When she had gone, Gabriella went back into the nursery, and stood looking down at little Frances, who had fallen asleep, with the smile of an angel on her face. “I wonder if I can be the least bit like Jane?” she said aloud while she watched the sleeping child.
George did not come home to dinner; and the wonder was still in Gabriella’s mind when she dressed herself in her black net gown, and went downstairs to meet Florrie, who looked younger and more brilliant than ever in a dress of white and silver brocade. Florrie’s husband, a dreamy, quiet man,—the safe kind of man, Gabriella reflected, who inevitably marries a dangerous woman—regarded his noisy wife with a guileless admiration which was triumphantly surviving a complete submergence in the sparkling shallows of Florrie’s personality. He was a man of sense and of breeding. He possessed the ordinary culture of a gentleman as well as the trained mind of a lawyer, yet he appeared impervious alike to the cheapness of Florrie’s wit and the vulgarity of her taste. Her beauty had not only blinded him to her mental deficiencies; it had actually deluded him into a belief in her intelligence. He treated her slangy sallies as if they were an original species of humour; he accepted the sweeping comment of her ignorance as if it had been an inspired criticism of life. While she chattered, parrotlike, to the judge, who was obviously impressed by her appearance, Algernon listened to her ejaculatory conversation with a mixture of admiration and awe.
“How do you think Florrie is looking?” he asked in a low tone of Gabriella, while his wife’s laugh, high, shrill, penetrating in its dry soprano quality, fluted loudly on the opposite side of the table. Beside Patty’s patrician loveliness, as serene and flawless as that of a marble goddess, Florrie appeared cheap, common, and merely pretty to Gabriella.
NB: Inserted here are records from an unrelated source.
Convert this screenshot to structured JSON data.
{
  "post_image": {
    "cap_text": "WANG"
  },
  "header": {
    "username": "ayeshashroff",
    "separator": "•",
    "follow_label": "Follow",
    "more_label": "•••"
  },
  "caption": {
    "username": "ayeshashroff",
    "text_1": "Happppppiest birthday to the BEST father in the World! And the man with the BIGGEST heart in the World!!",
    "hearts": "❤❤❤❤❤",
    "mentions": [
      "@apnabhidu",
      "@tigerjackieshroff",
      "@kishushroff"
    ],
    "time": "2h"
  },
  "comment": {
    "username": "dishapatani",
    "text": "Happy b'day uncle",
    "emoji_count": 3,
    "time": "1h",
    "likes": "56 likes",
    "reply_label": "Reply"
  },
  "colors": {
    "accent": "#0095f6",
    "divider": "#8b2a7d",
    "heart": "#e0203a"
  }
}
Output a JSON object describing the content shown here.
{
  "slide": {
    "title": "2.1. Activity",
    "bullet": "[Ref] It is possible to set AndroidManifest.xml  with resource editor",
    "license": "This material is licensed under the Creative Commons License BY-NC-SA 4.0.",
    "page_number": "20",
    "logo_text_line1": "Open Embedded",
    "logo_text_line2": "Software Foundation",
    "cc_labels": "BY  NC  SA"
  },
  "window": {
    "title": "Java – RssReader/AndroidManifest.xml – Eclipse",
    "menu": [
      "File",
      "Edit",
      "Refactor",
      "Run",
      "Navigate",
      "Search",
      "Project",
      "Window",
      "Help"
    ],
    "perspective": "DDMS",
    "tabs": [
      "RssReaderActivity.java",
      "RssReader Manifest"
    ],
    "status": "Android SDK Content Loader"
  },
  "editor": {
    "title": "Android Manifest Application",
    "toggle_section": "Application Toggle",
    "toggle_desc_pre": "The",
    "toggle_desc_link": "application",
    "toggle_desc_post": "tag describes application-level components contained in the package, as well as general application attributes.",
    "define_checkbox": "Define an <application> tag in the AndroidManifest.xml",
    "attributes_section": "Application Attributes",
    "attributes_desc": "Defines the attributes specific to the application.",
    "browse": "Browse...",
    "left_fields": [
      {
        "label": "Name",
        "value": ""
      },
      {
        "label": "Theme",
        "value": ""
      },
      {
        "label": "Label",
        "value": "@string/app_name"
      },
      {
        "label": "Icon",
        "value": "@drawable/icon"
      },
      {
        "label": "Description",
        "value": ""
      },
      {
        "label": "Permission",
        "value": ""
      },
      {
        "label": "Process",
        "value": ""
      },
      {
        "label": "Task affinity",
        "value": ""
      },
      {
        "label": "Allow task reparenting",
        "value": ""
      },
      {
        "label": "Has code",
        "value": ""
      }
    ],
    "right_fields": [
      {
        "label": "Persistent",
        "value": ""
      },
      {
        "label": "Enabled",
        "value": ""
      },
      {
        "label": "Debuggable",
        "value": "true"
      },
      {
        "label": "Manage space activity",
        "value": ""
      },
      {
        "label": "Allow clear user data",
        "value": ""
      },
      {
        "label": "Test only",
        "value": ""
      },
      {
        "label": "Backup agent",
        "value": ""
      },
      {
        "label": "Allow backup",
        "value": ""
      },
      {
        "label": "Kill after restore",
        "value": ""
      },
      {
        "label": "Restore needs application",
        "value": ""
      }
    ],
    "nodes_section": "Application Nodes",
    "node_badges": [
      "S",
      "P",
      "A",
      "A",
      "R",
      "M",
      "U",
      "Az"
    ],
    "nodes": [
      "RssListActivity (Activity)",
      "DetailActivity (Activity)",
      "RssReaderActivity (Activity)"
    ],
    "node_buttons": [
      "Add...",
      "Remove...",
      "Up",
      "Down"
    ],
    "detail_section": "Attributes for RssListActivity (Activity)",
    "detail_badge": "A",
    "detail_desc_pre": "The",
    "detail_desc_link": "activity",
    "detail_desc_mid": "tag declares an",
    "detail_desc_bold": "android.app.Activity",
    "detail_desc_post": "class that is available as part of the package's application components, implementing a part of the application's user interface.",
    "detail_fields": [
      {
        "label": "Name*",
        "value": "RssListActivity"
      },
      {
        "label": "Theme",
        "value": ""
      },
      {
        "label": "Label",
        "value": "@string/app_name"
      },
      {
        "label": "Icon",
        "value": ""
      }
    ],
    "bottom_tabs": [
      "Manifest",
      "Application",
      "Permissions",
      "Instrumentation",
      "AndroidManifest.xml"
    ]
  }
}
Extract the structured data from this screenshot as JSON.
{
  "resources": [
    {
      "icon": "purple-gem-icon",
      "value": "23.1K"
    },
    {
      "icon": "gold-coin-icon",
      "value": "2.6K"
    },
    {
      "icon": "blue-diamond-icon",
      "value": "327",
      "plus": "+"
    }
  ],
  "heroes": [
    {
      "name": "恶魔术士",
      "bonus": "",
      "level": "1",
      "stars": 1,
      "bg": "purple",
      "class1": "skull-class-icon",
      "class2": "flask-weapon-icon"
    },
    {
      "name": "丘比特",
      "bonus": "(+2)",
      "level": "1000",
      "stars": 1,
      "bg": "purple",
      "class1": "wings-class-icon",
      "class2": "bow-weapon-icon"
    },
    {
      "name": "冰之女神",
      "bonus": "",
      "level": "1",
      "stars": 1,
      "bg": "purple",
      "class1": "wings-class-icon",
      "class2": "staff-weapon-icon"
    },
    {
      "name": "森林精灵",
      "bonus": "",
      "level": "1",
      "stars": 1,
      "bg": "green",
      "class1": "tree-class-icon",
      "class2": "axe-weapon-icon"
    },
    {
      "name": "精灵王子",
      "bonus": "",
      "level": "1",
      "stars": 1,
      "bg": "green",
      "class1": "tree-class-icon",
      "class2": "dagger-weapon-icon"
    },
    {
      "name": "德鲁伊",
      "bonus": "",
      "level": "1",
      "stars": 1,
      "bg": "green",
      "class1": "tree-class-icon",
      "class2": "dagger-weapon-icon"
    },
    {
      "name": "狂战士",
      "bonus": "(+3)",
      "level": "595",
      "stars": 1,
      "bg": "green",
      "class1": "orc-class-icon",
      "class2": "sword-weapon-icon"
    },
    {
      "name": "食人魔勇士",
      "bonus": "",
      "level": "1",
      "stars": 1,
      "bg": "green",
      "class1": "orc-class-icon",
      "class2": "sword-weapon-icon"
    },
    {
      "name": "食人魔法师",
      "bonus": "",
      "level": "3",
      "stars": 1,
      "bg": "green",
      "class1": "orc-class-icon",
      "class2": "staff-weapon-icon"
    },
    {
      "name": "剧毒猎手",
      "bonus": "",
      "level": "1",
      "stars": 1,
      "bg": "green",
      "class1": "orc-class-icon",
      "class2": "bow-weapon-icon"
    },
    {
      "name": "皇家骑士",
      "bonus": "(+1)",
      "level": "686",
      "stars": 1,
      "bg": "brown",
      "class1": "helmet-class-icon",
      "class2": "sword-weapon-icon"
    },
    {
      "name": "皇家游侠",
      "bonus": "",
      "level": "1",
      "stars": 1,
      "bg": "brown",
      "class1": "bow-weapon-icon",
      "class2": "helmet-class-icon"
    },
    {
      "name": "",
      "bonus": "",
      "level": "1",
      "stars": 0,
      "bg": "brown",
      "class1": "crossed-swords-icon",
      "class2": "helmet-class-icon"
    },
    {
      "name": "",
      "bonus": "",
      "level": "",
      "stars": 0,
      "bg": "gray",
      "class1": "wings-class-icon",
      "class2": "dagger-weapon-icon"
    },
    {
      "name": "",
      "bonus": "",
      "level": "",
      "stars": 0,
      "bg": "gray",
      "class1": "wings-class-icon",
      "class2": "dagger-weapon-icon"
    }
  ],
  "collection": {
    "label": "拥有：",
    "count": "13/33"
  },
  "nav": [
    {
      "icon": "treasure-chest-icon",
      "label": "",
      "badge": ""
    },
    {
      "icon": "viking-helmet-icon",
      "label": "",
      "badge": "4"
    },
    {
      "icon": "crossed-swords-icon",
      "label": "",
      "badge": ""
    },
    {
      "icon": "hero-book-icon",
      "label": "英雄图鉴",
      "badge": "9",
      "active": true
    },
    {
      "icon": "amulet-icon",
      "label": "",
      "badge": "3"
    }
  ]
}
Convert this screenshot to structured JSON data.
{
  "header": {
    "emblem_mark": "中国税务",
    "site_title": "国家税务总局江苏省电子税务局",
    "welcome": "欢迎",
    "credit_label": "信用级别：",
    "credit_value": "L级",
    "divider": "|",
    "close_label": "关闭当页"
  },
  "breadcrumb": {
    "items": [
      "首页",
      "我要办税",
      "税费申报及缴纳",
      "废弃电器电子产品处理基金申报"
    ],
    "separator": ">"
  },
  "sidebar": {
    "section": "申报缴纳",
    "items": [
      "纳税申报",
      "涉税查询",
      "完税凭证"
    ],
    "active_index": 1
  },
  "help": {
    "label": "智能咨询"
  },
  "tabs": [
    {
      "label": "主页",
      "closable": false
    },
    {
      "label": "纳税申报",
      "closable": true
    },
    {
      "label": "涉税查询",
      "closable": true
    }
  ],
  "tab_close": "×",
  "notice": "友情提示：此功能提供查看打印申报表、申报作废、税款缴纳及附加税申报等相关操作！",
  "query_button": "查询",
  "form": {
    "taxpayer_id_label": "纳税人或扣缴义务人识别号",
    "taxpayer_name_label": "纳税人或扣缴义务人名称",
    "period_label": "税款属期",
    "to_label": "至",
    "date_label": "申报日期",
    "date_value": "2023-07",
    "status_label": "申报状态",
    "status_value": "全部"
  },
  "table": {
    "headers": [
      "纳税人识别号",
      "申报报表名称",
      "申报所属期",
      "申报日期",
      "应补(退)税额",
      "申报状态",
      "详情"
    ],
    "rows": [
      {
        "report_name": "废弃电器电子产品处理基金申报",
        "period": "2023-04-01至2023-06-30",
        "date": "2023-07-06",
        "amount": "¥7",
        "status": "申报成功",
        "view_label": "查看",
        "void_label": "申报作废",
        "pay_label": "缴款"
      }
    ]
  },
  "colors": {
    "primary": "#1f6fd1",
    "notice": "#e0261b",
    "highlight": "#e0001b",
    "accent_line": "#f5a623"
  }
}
The hard brilliancy of her surface was like a shining polish which would wear off with sleep and have to be replenished each morning; and while she watched her, Gabriella saw, in imagination, a vaguely ominous outline surrounding her which might have been the uncertain edge of her mother’s shadow. In twenty-five years Florrie would be the image of her mother—protuberant hips, pinched waist, mottled complexion, and hopelessly tarnished hair; yet, with this awful prospect before him, Algernon could appear not only tolerant, but positively adoring. He had seen Bessie—he had known her for years—and he could marry her daughter!
“I never saw her look handsomer,” said Gabriella, “that white and silver gown is very becoming.”
“That’s what I told her, but she wouldn’t believe me. She thought it was too plain for her style. Your sister-in-law is something of Florrie’s type, isn’t she? Not quite so striking a figure, perhaps, but the same sort of colouring.”
Was it possible that for the first time in his life the simple Algernon was speaking in irony? Turning in her chair, she looked questioningly into his kind, grave face, so empty of humour, into his serious gray eyes, which followed each movement of his wife’s with admiring attention. No, he was not ironic; he was perfectly solemn. It was a miracle—a miracle not of piety, but of passion—that she was witnessing.